From that time, I and many of us have always treated Ndilo as its own community. Many times over the last decade and a half we have tried ways to formalize its status as its own community, but there have been so many barriers. But anyhow, the government and the Legislative Assembly were good enough to include Ndilo in the five-year plan and, for all intents and purposes for the last decade, Ndilo has been treated fairly with h other communities in the Northwest Territories. The issue of education has always been a very important issue in Ndilo. I remember that we started off, probably nine or 10 years ago, with a very successful upgrading program. Everybody remembers Florence Erasmus, the Tree of Peace and their kindergarten program in Ndilo which was a mainstay of the community for many years. In the last couple of years, there has been a very successful after-school care program.

The people of Ndilo, for many years, have been frustrated With the lack of success of their students in the education system here in Yellowknife. They have really thought that because they are a community, they should have more community control over the system. I want to thank the Minister. There have been a number of discussions with the Minister and the issue has come up again around the Education Act.

Mr. Speaker, the band is looking at getting support for the head start program, a pre-school care program in Ndilo, this fall. Mr. Speaker, I seek unanimous consent to conclude my statement.

Ndilo Education Concerns
Item 3: Members' Statements

Page 1476

The Speaker Samuel Gargan

The Member for Yellowknife North is seeking unanimous consent to conclude his statement. Are there any nays? There are no nays. Conclude your statement, Mr. Ballantyne.

Ndilo Education Concerns
Item 3: Members' Statements

Page 1476

Michael Ballantyne Yellowknife North

They've made a presentation to the Minister to start work on a school in Ndilo, starting off kindergarten to grade 3 but over a period of time having kindergarten to grade 8. The Minister has been open; there's been a lot of support from the Catholic school board, and I think there is a lot of possibility.

I think it's very important for the people of Ndilo. They feel that if they can run the school down there, they can get the parents involved in the school, they can bring the support mechanism to get the kids to school and make sure the kids are successful.

Their intention, ultimately, is to have these successful kids come out of grade 8 and enter the Catholic high school in Yellowknife and go on to whatever career choices they may want to make.

At some point, they are looking at belonging to a Treaty 8 education division, and I know again that the Minister is open and flexible about how, over a period of time, these aspirations can be met.

The people of Ndilo have always felt, just because of the status of their community, that they've been isolated from Dettah, which has a different status. So we are looking at ways that the education programs between the two communities can work more closely together.

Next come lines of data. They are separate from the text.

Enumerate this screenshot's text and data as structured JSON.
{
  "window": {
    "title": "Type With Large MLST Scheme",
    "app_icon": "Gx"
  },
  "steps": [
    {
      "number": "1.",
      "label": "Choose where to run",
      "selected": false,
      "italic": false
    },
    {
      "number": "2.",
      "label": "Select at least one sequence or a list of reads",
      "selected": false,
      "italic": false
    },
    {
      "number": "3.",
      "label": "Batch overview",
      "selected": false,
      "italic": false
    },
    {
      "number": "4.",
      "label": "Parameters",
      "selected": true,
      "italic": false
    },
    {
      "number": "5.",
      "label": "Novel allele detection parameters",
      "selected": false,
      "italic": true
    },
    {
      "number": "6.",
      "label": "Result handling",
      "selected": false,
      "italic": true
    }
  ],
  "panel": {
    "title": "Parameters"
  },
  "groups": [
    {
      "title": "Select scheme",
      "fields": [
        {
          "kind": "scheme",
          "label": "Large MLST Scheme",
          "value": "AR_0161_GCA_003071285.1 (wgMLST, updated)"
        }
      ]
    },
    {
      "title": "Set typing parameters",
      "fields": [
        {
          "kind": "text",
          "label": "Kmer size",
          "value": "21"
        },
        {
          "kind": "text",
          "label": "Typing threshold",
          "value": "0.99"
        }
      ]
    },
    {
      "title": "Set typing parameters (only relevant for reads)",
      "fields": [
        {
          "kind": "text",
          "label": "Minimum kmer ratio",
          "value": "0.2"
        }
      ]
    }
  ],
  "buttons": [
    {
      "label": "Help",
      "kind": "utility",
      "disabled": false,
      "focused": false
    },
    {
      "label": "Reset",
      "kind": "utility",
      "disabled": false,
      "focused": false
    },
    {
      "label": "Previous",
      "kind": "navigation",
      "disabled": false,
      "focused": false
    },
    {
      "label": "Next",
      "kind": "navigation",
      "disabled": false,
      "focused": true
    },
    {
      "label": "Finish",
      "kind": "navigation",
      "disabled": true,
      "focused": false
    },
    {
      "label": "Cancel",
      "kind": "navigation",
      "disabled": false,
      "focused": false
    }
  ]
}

So, during the course of the next couple of days, as we discuss the Education Act, there are other meetings happening with the Minister. The Minister has indicated to me and to other MLAs that he's open to finding a solution to allow the people of Ndilo to take more control over the education of their am looking forward to a successful conclusion of those discussions. Thank you, Mr. Speaker.

---Applause

Ndilo Education Concerns
Item 3: Members' Statements

Page 1476

The Speaker Samuel Gargan

Thank you, Mr. Ballantyne. Item 3, Members' statements. Mr. Pudlat.

Appreciation For Support During Tenure As Mla
Item 3: Members' Statements

Page 1476

Kenoayoak Pudlat Baffin South

(Translation) Thank you, Mr. Speaker. I am standing up today to thank some people. I don't usually ask much from you, Mr. Speaker, and I will thank you, Mr. Speaker. I know that I am going to be here today and tomorrow during the session. From then on, I will not be attending the rest of the session and this is the last time that I am going to be able to stand up and say what I have to say.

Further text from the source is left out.